Core Concepts
The core message of this paper is to propose a Query-bag Pseudo Relevance Feedback (QB-PRF) framework that can effectively enhance the performance of information-seeking conversation systems. The framework includes a Query-bag Selection Module (QBS) to retrieve and select relevant queries to form a query-bag, and a Query-bag Fusion Module (QBF) to fuse the query-bag information with the original query to improve the query representation.
Abstract
This paper proposes a Query-bag Pseudo Relevance Feedback (QB-PRF) framework to enhance the performance of information-seeking conversation systems. The key components are:
Representation Learning: The authors leverage unsupervised pre-training methods, specifically Variational Auto-Encoder (VAE), to obtain distinctive sentence representations that can serve as supervision signals for the QBS module.
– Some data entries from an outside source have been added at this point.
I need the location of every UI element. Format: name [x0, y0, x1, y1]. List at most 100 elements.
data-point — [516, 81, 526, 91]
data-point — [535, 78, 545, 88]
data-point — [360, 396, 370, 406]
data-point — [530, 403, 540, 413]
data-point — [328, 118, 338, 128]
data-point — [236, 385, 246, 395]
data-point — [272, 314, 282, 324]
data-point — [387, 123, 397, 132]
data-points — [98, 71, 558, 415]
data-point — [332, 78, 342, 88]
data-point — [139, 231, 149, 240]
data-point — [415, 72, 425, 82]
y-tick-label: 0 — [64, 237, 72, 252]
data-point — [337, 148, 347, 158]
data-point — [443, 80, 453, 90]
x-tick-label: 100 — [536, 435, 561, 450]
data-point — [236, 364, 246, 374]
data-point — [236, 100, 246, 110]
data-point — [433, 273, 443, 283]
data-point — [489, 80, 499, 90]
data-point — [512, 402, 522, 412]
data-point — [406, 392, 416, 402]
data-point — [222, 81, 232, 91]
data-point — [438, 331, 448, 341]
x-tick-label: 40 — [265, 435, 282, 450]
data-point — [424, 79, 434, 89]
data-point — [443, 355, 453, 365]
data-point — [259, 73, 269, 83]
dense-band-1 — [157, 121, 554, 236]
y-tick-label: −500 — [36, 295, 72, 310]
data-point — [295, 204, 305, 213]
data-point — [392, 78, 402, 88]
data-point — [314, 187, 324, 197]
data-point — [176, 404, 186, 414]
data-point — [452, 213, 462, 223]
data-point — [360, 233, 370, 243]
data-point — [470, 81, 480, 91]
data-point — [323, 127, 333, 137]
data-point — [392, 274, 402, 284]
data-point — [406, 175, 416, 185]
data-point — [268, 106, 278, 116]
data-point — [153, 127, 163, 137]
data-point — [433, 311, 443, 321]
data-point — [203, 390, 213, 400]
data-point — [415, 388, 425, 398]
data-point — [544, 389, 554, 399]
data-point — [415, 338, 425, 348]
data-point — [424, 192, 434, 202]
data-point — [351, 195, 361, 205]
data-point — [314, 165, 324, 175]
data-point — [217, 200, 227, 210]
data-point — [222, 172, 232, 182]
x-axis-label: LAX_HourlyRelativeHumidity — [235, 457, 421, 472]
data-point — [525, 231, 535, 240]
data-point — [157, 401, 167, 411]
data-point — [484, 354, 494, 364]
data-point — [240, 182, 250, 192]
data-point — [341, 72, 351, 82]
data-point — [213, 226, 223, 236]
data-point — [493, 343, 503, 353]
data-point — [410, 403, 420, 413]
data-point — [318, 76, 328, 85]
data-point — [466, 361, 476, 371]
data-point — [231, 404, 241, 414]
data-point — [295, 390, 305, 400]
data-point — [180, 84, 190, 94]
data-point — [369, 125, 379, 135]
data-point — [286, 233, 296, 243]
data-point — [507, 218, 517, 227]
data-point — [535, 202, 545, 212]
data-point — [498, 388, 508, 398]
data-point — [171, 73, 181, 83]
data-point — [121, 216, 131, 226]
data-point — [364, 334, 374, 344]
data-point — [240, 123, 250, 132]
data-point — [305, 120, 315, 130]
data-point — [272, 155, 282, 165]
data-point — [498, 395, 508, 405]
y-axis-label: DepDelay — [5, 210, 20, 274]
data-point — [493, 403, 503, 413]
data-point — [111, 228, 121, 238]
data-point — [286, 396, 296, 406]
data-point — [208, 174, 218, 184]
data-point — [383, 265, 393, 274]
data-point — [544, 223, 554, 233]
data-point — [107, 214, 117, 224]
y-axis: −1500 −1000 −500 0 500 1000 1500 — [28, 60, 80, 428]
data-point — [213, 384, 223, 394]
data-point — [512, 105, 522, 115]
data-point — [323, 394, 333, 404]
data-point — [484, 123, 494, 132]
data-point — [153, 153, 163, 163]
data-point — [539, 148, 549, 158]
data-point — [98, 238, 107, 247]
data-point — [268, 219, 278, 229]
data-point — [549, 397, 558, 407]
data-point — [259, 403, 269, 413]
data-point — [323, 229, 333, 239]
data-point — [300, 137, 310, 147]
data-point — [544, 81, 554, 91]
Query-bag Selection (QBS) Module: The QBS module employs contrastive learning to select relevant queries from the unlabeled corpus to form the query-bag, leveraging the representations learned from the pre-trained VAE.
Query-bag Fusion (QBF) Module: The QBF module utilizes a transformer-based network to fuse the mutual information between the original query and the selected query-bag, generating a refined query representation.
Matching Model: The refined query representation from the QBF module is then fed into any downstream matching model to enhance its performance on information-seeking conversation tasks.
The authors verify the effectiveness of the QB-PRF framework on two competitive pre-trained backbone models, BERT and GPT-2, across two benchmark datasets (Quora and LaiYe). The experimental results demonstrate that the proposed framework significantly outperforms strong baselines, highlighting the importance of leveraging query-bag information to improve query representation and overall system performance.
Stats
The authors report the following key statistics:
The LaiYe dataset has 425,310 training, 40,000 validation, and 40,000 test queries, with an average of 11.20 queries per query-bag.
The Quora dataset has 56,294 training, 5,536 validation, and 10,000 test queries, with an average of 8.43 queries per query-bag.